Today, the world is facing one of the highest levels of displacement on record. Recent reports from the United Nations note an unprecedented 65.6 million people currently forced from their homes. Often fleeing conflict, religious persecution, severe poverty, and extreme weather, among them are nearly 22.5 million refugees—half of whom are under the age of 18.
Daunting numbers indeed, the refugee crisis remains just one of a host of contentious issues surrounding immigration and the global movement of people in the 21st century.
“We may talk of nations and populations, we may debate and legislate about groups and nationalities, but at its core, immigration is about the fate of millions of individual people,” Gutmann said. “Our decisions—or our failure to come to decisions—these are experienced by a child separated from her parents, by a family imprisoned in legislative limbo. Understand their agony—and multiply it by millions.”
Gutmann challenged the panelists with her own questions, as well as those from the audience, diving into how different countries are managing refugees and asylum seekers, their realistic hopes for immigration moving forward, how social media plays a role in conversations around immigration, and much more.

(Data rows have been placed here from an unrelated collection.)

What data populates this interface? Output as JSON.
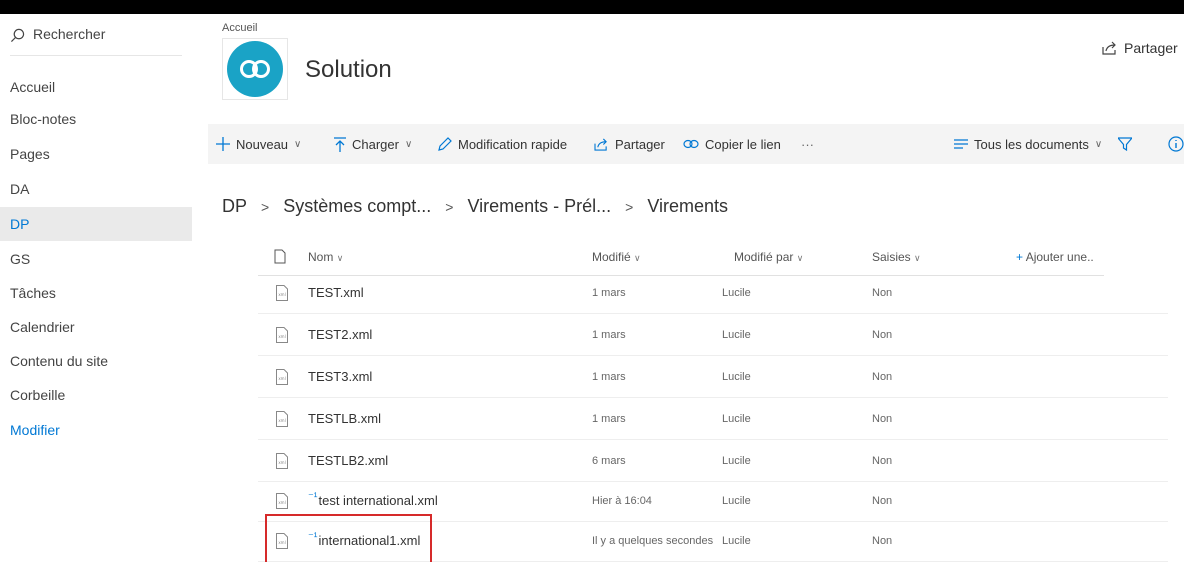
{
  "sidebar": {
    "search_label": "Rechercher",
    "items": [
      {
        "label": "Accueil"
      },
      {
        "label": "Bloc-notes"
      },
      {
        "label": "Pages"
      },
      {
        "label": "DA"
      },
      {
        "label": "DP",
        "active": true
      },
      {
        "label": "GS"
      },
      {
        "label": "Tâches"
      },
      {
        "label": "Calendrier"
      },
      {
        "label": "Contenu du site"
      },
      {
        "label": "Corbeille"
      },
      {
        "label": "Modifier",
        "link": true
      }
    ]
  },
  "header": {
    "breadcrumb_top": "Accueil",
    "site_title": "Solution",
    "share_label": "Partager",
    "logo_color": "#1aa3c6"
  },
  "commandbar": {
    "new_label": "Nouveau",
    "upload_label": "Charger",
    "quick_edit_label": "Modification rapide",
    "share_label": "Partager",
    "copy_link_label": "Copier le lien",
    "more_label": "···",
    "view_label": "Tous les documents"
  },
  "breadcrumb": {
    "items": [
      "DP",
      "Systèmes compt...",
      "Virements - Prél...",
      "Virements"
    ]
  },
  "table": {
    "columns": {
      "name": "Nom",
      "modified": "Modifié",
      "modified_by": "Modifié par",
      "saisies": "Saisies",
      "add_column": "Ajouter une.."
    },
    "rows": [
      {
        "name": "TEST.xml",
        "modified": "1 mars",
        "modified_by": "Lucile",
        "saisies": "Non",
        "new": false
      },
      {
        "name": "TEST2.xml",
        "modified": "1 mars",
        "modified_by": "Lucile",
        "saisies": "Non",
        "new": false
      },
      {
        "name": "TEST3.xml",
        "modified": "1 mars",
        "modified_by": "Lucile",
        "saisies": "Non",
        "new": false
      },
      {
        "name": "TESTLB.xml",
        "modified": "1 mars",
        "modified_by": "Lucile",
        "saisies": "Non",
        "new": false
      },
      {
        "name": "TESTLB2.xml",
        "modified": "6 mars",
        "modified_by": "Lucile",
        "saisies": "Non",
        "new": false
      },
      {
        "name": "test international.xml",
        "modified": "Hier à 16:04",
        "modified_by": "Lucile",
        "saisies": "Non",
        "new": true
      },
      {
        "name": "international1.xml",
        "modified": "Il y a quelques secondes",
        "modified_by": "Lucile",
        "saisies": "Non",
        "new": true
      }
    ]
  },
  "colors": {
    "accent": "#0078d4",
    "highlight": "#d62a2a"
  }
}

She opened the dialogue by asking why immigration is so important to the U.S., and Biden chimed in: “It’s who we are.”
But, more than that, we are a nation of immigrants, and we are strong for it, he continued.
“Think about all your ancestors when they came, it wasn’t like they said, ‘This is an easy decision,’” Biden said. “No one is sitting around the table in Guadalajara saying, ‘Let’s sell everything we have, give it to a coyote, have him take us across the border, drop us in the middle of the desert, won’t that be fun.’ It takes people with energy, optimism, perseverance, a notion that they want to work hard, that’s who we are.”

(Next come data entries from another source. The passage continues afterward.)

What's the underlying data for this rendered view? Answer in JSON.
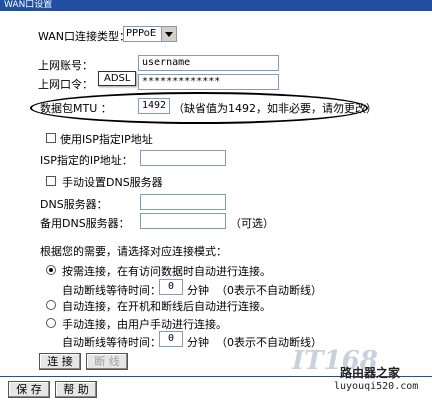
{
  "window": {
    "title": "WAN口设置"
  },
  "connection_type": {
    "label": "WAN口连接类型：",
    "value": "PPPoE"
  },
  "account": {
    "label": "上网账号：",
    "value": "username"
  },
  "password": {
    "label": "上网口令：",
    "value": "*************"
  },
  "tooltip": {
    "text": "ADSL"
  },
  "mtu": {
    "label": "数据包MTU ：",
    "value": "1492",
    "hint": "（缺省值为1492，如非必要，请勿更改）"
  },
  "isp_ip": {
    "checkbox_label": "使用ISP指定IP地址",
    "field_label": "ISP指定的IP地址：",
    "value": ""
  },
  "dns_manual": {
    "checkbox_label": "手动设置DNS服务器"
  },
  "dns_primary": {
    "label": "DNS服务器：",
    "value": ""
  },
  "dns_secondary": {
    "label": "备用DNS服务器：",
    "value": "",
    "hint": "（可选）"
  },
  "mode_prompt": "根据您的需要，请选择对应连接模式：",
  "modes": [
    {
      "label": "按需连接，在有访问数据时自动进行连接。",
      "checked": true
    },
    {
      "label": "自动连接，在开机和断线后自动进行连接。",
      "checked": false
    },
    {
      "label": "手动连接，由用户手动进行连接。",
      "checked": false
    }
  ],
  "idle_1": {
    "prefix": "自动断线等待时间：",
    "value": "0",
    "unit": "分钟",
    "note": "（0表示不自动断线）"
  },
  "idle_2": {
    "prefix": "自动断线等待时间：",
    "value": "0",
    "unit": "分钟",
    "note": "（0表示不自动断线）"
  },
  "buttons": {
    "connect": "连 接",
    "disconnect": "断 线",
    "save": "保 存",
    "help": "帮 助"
  },
  "watermark": {
    "logo": "IT168",
    "cn_name": "路由器之家",
    "url": "luyouqi520.com"
  }
}
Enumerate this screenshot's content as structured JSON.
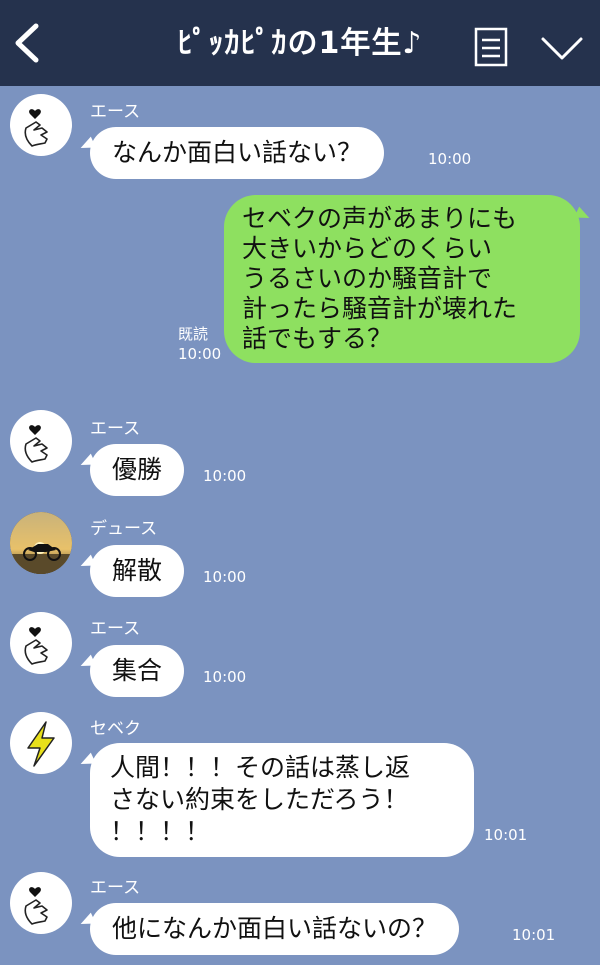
{
  "header": {
    "title": "ﾋﾟｯｶﾋﾟｶの1年生♪",
    "back_icon": "chevron-left-icon",
    "menu_icon": "list-icon",
    "dropdown_icon": "chevron-down-icon"
  },
  "colors": {
    "header_bg": "#25324d",
    "chat_bg": "#7b93c0",
    "incoming_bubble": "#ffffff",
    "outgoing_bubble": "#8ee060"
  },
  "messages": [
    {
      "sender": "エース",
      "text": "なんか面白い話ない？",
      "time": "10:00",
      "avatar": "heart-hand-icon"
    },
    {
      "sender": "",
      "text": "セベクの声があまりにも\n大きいからどのくらい\nうるさいのか騒音計で\n計ったら騒音計が壊れた\n話でもする？",
      "time": "10:00",
      "read": "既読",
      "outgoing": true
    },
    {
      "sender": "エース",
      "text": "優勝",
      "time": "10:00",
      "avatar": "heart-hand-icon"
    },
    {
      "sender": "デュース",
      "text": "解散",
      "time": "10:00",
      "avatar": "motorcycle-sunset-photo"
    },
    {
      "sender": "エース",
      "text": "集合",
      "time": "10:00",
      "avatar": "heart-hand-icon"
    },
    {
      "sender": "セベク",
      "text": "人間！！！その話は蒸し返\nさない約束をしただろう！\n！！！！",
      "time": "10:01",
      "avatar": "lightning-bolt-icon"
    },
    {
      "sender": "エース",
      "text": "他になんか面白い話ないの？",
      "time": "10:01",
      "avatar": "heart-hand-icon"
    }
  ]
}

We see often hopeful phrases like “country of immigrants” and “dreamers,” noted Gutmann, but there’s also talk of these people as “public safety risks,” “terrorists,” or “job stealers.” This is not just in the U.S.—it’s worldwide. How can we respond constructively to this kind of disparaging language?
Richard responded by explaining how mobility is simply “what we human beings do.”
“We move, we don’t always stay put, especially Americans,” she said. “We should be sympathetic to people who want to better themselves by moving, we should be interested in their stories and what they want to do, and we should treat all of these people with dignity. This is some basic appreciation for this natural phenomenon of human mobility that I think we can talk about by starting with facts, and one of my frustrations is that there is a lot of rhetoric out there that is just bologna.”
She discussed ideas people have that refugees are terrorists, or you can’t trust them—“and it’s just nonsense.”
As I traveled around the world,” she said, “I’ve met so many refugees. These are ordinary families who are trying to have a future for their families, first they want to get to safety, then they want to have a future, they want their kids educated.”
Doyle agreed that it’s an issue that revolves in large part around facts. That’s precisely where universities have a role to play, he said.
“We can push back against the false narratives that have been associated with the migration and with refugees,” he said. “But if we are going to change and persuade those individuals who are starting from the very negative point of view, the facts are not going to be enough.”
In addition to good facts, we need good policies. We also need to speak to people’s hearts, he added.
“There’s direct correlations between willingness and welcome-ness toward immigrants and refugees and knowing one or having a friend who knows one and that holds up both in the United States and the U.K., where the issues are somewhat different but the Brexit votes were somewhat related to some of the current controversies we have here,” he said. “We need to hear the voices of former refugees, current immigrants, we need to hear the voices of the sponsors who have experienced what it’s like to be a welcoming citizen.”
Gutmann also posed why DACA—the Deferred Action for Childhood Arrivals—is being tossed around like a “political football,” in which Bush responded: “It’s a wedge political issue on both sides, on the extremes of both parties. … Most politics seems to be, right now, focused on energizing your base rather than trying to forge consensus and bring more people to your cause.”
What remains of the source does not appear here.